A regiment of Lancers came charging down the Broad Walk, armed with holly-leaves, with which they jog the enemy horribly in passing. Peter heard the little people crying everywhere that there was a human in the Gardens after Lock-out Time, but he never thought for a moment that he was the human. He was feeling stuffier and stuffier, and more and more wistful to learn what he wanted done to his nose, but he pursued them with the vital question in vain; the timid creatures ran from him, and even the Lancers, when he approached them up the Hump, turned swiftly into a side-walk, on the pretence that they saw him there.
Despairing of the fairies, he resolved to consult the birds, but now he remembered, as an odd thing, that all the birds on the weeping beech had flown away when he alighted on it, and though that had not troubled him at the time, he saw its meaning now. Every living thing was shunning him. Poor little Peter Pan, he sat down and cried, and even then he did not know that, for a bird, he was sitting on his wrong part. It is a blessing that he did not know, for otherwise he would have lost faith in his power to fly, and the moment you doubt whether you can fly, you cease forever to be able to do it. The reason birds can fly and we can't is simply that they have perfect faith, for to have faith is to have wings.

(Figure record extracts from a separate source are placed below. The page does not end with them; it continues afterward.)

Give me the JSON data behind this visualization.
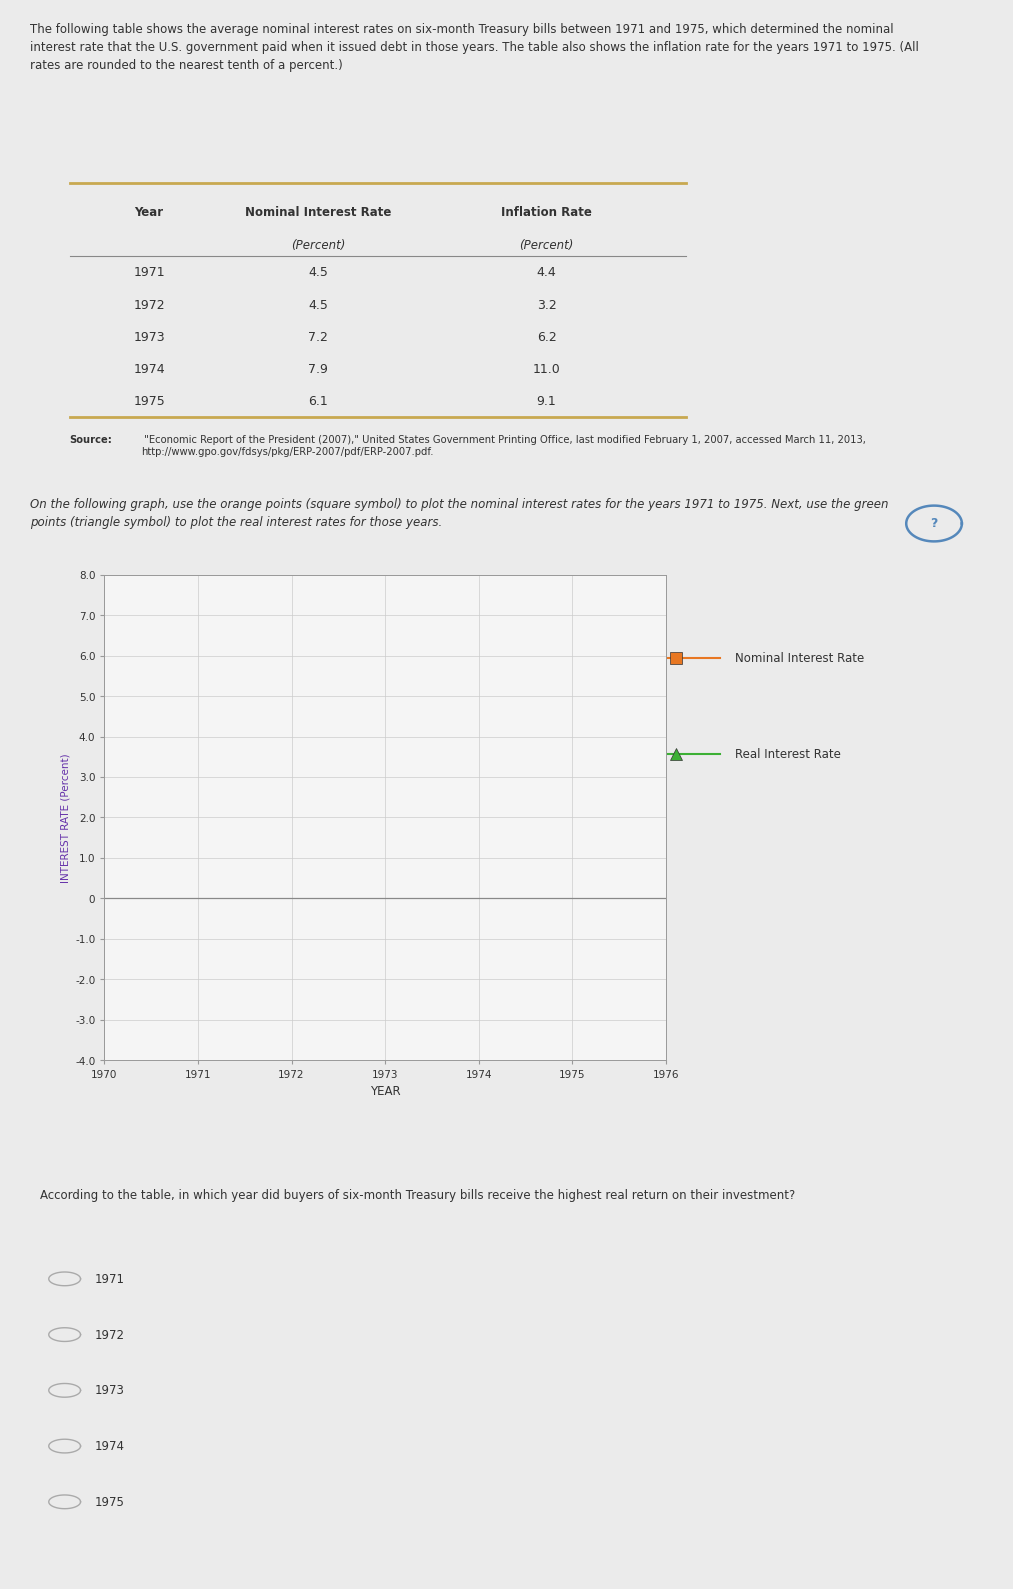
{
  "title_text": "The following table shows the average nominal interest rates on six-month Treasury bills between 1971 and 1975, which determined the nominal\ninterest rate that the U.S. government paid when it issued debt in those years. The table also shows the inflation rate for the years 1971 to 1975. (All\nrates are rounded to the nearest tenth of a percent.)",
  "table_data": [
    [
      "1971",
      "4.5",
      "4.4"
    ],
    [
      "1972",
      "4.5",
      "3.2"
    ],
    [
      "1973",
      "7.2",
      "6.2"
    ],
    [
      "1974",
      "7.9",
      "11.0"
    ],
    [
      "1975",
      "6.1",
      "9.1"
    ]
  ],
  "source_text_bold": "Source:",
  "source_text_normal": " \"Economic Report of the President (2007),\" United States Government Printing Office, last modified February 1, 2007, accessed March 11, 2013,\nhttp://www.gpo.gov/fdsys/pkg/ERP-2007/pdf/ERP-2007.pdf.",
  "graph_instruction_italic": "On the following graph, use the orange points (square symbol) to plot the ",
  "graph_instruction_bold": "nominal",
  "graph_instruction_italic2": " interest rates for the years 1971 to 1975. Next, use the green\npoints (triangle symbol) to plot the ",
  "graph_instruction_bold2": "real",
  "graph_instruction_italic3": " interest rates for those years.",
  "graph_ylabel": "INTEREST RATE (Percent)",
  "graph_xlabel": "YEAR",
  "graph_ylim": [
    -4.0,
    8.0
  ],
  "graph_xlim": [
    1970,
    1976
  ],
  "graph_yticks": [
    -4.0,
    -3.0,
    -2.0,
    -1.0,
    0,
    1.0,
    2.0,
    3.0,
    4.0,
    5.0,
    6.0,
    7.0,
    8.0
  ],
  "graph_xticks": [
    1970,
    1971,
    1972,
    1973,
    1974,
    1975,
    1976
  ],
  "legend_nominal_label": "Nominal Interest Rate",
  "legend_nominal_color": "#E87722",
  "legend_real_label": "Real Interest Rate",
  "legend_real_color": "#3CB034",
  "question_text": "According to the table, in which year did buyers of six-month Treasury bills receive the highest real return on their investment?",
  "question_options": [
    "1971",
    "1972",
    "1973",
    "1974",
    "1975"
  ],
  "outer_bg": "#EBEBEB",
  "panel_bg": "#FFFFFF",
  "table_alt_row": "#EBEBEB",
  "table_border_color": "#C8A850",
  "grid_color": "#CCCCCC",
  "axis_color": "#999999",
  "text_color": "#333333",
  "ylabel_color": "#6633AA"
}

Now, except by flying, no one can reach the island in the Serpentine, for the boats of humans are forbidden to land there, and there are stakes round it, standing up in the water, on each of which a bird-sentinel sits by day and night. It was to the island that Peter now flew to put his strange case before old Solomon Caw, and he alighted on it with relief, much heartened to find himself at last at home, as the birds call the island. All of them were asleep, including the sentinels, except Solomon, who was wide awake on one side, and he listened quietly to Peter's adventures, and then told him their true meaning.
"Look at your night-gown, if you don't believe me," Solomon said, and with staring eyes Peter looked at his nightgown, and then at the sleeping birds. Not one of them wore anything.